Bismuth Telluride Interlayer for All‐Inorganic Perovskite Solar Cells with Enhanced Efficiency and Stability

Abstract

To solve the thermal instability issue of organic–inorganic hybrid perovskites, all‐inorganic perovskite solar cells (PSCs) have been featured in the spotlight. However, their power conversion efficiencies (PCEs) are far from satisfactory due to the substantially radiative and nonradiative recombination of charge carriers in the common‐structured devices.

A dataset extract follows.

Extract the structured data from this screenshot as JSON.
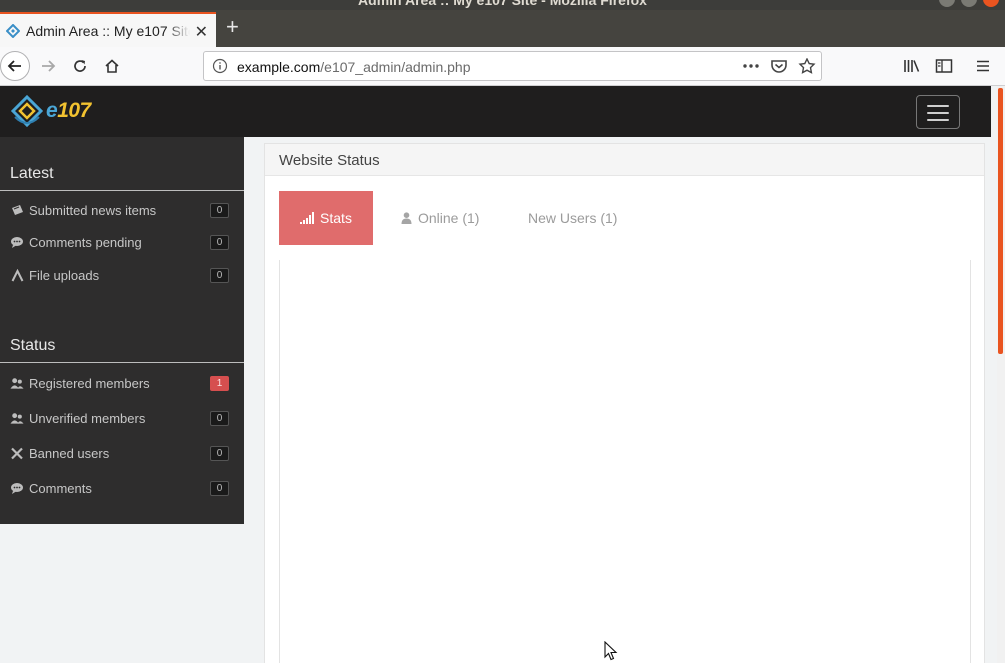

Herein, bismuth telluride (Bi2Te3) nanoplates are designed as an interlayer between cesium lead halide (CsPbBrI2) and 2,2′,7,7′‐tetrakis(N,N‐di‐p‐methoxyphenylamine)‐9,90‐spirobifluorene (Spiro‐OMeTAD) to reduce the notorious trap states and charge recombination. Confirmed by systematic electrochemical and photoelectrical techniques, the Bi2Te3 interlayer optimizes hole extraction and transport efficiency because of the matched band level structure and drastically reduces trap defect densities. Prolonged effective lifetime and shorter diffusion time induced by the Bi2Te3 interlayer reveal less electron–hole recombination and more efficient carrier transport, which lead to a larger photocurrent and less open circuit voltage loss of PSCs. The all‐inorganic PSCs with the optimal Bi2Te3 interlayer exhibit a highly enhanced PCE of 11.96%. Moreover, Bi2Te3 also acts as a blocking layer for the migration of iodide ions, silver, and moisture, resulting in a considerable device stability of more than 70% of initial PCE after 50 days without extra encapsulation. This low‐cost and facile method for efficient and stable all‐inorganic PSCs offers great promise as a next‐generation renewable energy source.